One word DELICIOUS! I had a nice ripe pineapple just calling out my name...this is what I made with it...my daughter was eating the pineapple before it was ever put in the crust...lol! This goes great with a nice big scoop of vanilla ice cream... Enjoy ! It's wonderful!

Provided by Cassie *

Categories     Fruit Desserts

Time 55m

Number Of Ingredients 12

1 homemade pie crust
1 large pineapple - skin removed - cored and cut into about 1 inch pieces
3 Tbsp flour, heaping
2 - 3 Tbsp sugar, heaping
2 - 3 Tbsp brown sugar, heaping
pinch nutmeg
1 tsp cinnamon
1/4 tsp almond extract
1/2 c flaked coconut
1 egg, beaten with 1 tablespoon water
1 Tbsp sugar in the raw
LINK TO PIE CRUST I USED IN THE COMMENTS OF THIS RECIPE - JUST HALVE THE RECIPE

Steps:

  • 1. Preheat oven to 375 degree F. With a sharp knife, cut the tough skin off of the pineapple, cut in half and cut out the hard core in the center; cut the remaining pineapple into about 1 inch pieces.
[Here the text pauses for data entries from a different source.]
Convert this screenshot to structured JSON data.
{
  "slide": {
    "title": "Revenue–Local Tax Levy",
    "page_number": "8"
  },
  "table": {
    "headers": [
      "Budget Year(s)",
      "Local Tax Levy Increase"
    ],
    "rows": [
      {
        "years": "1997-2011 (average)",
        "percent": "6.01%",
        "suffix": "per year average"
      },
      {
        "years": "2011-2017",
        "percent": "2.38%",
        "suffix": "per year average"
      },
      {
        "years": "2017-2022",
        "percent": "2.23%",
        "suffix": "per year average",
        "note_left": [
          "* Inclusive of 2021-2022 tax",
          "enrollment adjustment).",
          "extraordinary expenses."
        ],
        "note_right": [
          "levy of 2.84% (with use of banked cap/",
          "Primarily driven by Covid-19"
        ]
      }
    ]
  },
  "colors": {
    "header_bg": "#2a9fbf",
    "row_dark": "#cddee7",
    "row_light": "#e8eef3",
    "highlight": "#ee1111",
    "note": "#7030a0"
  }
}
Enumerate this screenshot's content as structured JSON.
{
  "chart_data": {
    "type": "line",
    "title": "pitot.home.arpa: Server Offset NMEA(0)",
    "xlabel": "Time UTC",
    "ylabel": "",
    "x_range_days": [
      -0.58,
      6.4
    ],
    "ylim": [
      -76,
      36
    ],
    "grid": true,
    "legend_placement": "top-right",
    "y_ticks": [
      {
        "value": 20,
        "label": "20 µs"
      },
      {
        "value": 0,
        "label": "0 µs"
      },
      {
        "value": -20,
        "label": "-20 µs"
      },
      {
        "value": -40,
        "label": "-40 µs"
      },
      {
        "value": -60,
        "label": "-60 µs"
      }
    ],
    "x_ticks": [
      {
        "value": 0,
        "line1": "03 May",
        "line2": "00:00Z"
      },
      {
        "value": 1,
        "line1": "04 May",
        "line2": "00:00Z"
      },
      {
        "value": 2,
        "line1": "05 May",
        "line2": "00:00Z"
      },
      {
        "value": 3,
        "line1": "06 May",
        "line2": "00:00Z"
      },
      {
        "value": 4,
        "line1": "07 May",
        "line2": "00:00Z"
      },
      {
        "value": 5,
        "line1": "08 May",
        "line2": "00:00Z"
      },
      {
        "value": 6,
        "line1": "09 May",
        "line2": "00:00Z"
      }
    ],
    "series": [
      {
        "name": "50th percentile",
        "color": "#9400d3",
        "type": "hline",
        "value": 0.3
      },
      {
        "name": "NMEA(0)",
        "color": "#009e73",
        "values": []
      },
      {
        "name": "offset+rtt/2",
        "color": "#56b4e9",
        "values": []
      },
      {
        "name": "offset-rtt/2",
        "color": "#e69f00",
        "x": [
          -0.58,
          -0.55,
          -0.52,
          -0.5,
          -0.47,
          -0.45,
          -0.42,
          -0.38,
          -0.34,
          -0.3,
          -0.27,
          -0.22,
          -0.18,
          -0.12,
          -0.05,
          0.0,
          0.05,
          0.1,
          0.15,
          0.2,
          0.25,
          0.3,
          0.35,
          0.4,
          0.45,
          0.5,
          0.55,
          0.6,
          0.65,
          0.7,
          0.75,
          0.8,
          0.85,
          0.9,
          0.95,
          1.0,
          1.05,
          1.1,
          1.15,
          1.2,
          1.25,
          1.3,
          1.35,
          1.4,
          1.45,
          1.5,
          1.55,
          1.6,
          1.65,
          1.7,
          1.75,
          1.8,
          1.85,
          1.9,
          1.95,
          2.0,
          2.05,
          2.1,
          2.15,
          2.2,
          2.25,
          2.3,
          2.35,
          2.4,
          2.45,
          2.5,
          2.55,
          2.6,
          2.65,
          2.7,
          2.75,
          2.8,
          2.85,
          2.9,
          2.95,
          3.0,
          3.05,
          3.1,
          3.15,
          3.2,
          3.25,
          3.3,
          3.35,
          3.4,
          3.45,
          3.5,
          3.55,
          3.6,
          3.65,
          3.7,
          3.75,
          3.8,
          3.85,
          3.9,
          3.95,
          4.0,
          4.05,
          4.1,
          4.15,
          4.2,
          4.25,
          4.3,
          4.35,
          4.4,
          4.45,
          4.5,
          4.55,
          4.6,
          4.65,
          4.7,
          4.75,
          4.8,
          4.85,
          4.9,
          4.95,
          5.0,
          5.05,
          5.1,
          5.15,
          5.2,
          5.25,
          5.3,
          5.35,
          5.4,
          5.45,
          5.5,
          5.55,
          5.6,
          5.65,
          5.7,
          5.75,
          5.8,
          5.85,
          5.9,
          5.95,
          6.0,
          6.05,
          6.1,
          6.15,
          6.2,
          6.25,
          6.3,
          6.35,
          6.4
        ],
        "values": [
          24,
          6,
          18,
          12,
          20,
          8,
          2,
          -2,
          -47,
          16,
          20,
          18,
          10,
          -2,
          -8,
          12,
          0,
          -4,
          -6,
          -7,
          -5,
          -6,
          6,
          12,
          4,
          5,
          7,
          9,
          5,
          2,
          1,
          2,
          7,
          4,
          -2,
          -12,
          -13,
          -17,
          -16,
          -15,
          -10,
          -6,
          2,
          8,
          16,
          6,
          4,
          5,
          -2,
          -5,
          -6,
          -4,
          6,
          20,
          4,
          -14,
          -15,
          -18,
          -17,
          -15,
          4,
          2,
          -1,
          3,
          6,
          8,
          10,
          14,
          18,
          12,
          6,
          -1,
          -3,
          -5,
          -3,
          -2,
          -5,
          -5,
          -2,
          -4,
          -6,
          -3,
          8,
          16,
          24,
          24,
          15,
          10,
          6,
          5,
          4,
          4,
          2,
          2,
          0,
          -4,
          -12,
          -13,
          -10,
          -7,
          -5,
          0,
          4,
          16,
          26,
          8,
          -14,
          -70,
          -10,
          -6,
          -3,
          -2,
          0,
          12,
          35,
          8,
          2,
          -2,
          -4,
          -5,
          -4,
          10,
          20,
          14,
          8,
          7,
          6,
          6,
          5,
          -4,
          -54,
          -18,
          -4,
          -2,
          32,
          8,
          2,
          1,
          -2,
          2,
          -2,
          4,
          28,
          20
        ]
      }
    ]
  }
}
Place cut pineapple chunks in a large bowl.
  • 2. In a small bowl combine flour, sugars, and spice. mix well. Pour over pineapple and add almond extract...toss the pineapple till evenly coated with flour mixture. (You May want to taste to see if its sweet enough for your liking...my pineapple was pretty ripe, so I used 2 1/2 tbsp of each sugar.) Stir in coconut.
  • 3. Roll out your dough and place on a baking sheet. Place pineapple mixture on crust leaving a good 3 inches of crust to fold up over the pineapple. Fold all edges of the crust over the fruit leaving the center uncovered. Sprinkle the uncovered fruit with brown sugar. Brush crust with egg wash and sprinkle with raw sugar or regular sugar. Place in the oven and bake for 35 - 40 minutes or until bubble and golden.
  • 4. Leave the tart cool, then remove from pan to serving platter. Slice and enjoy with a yummy scoop of ice cream.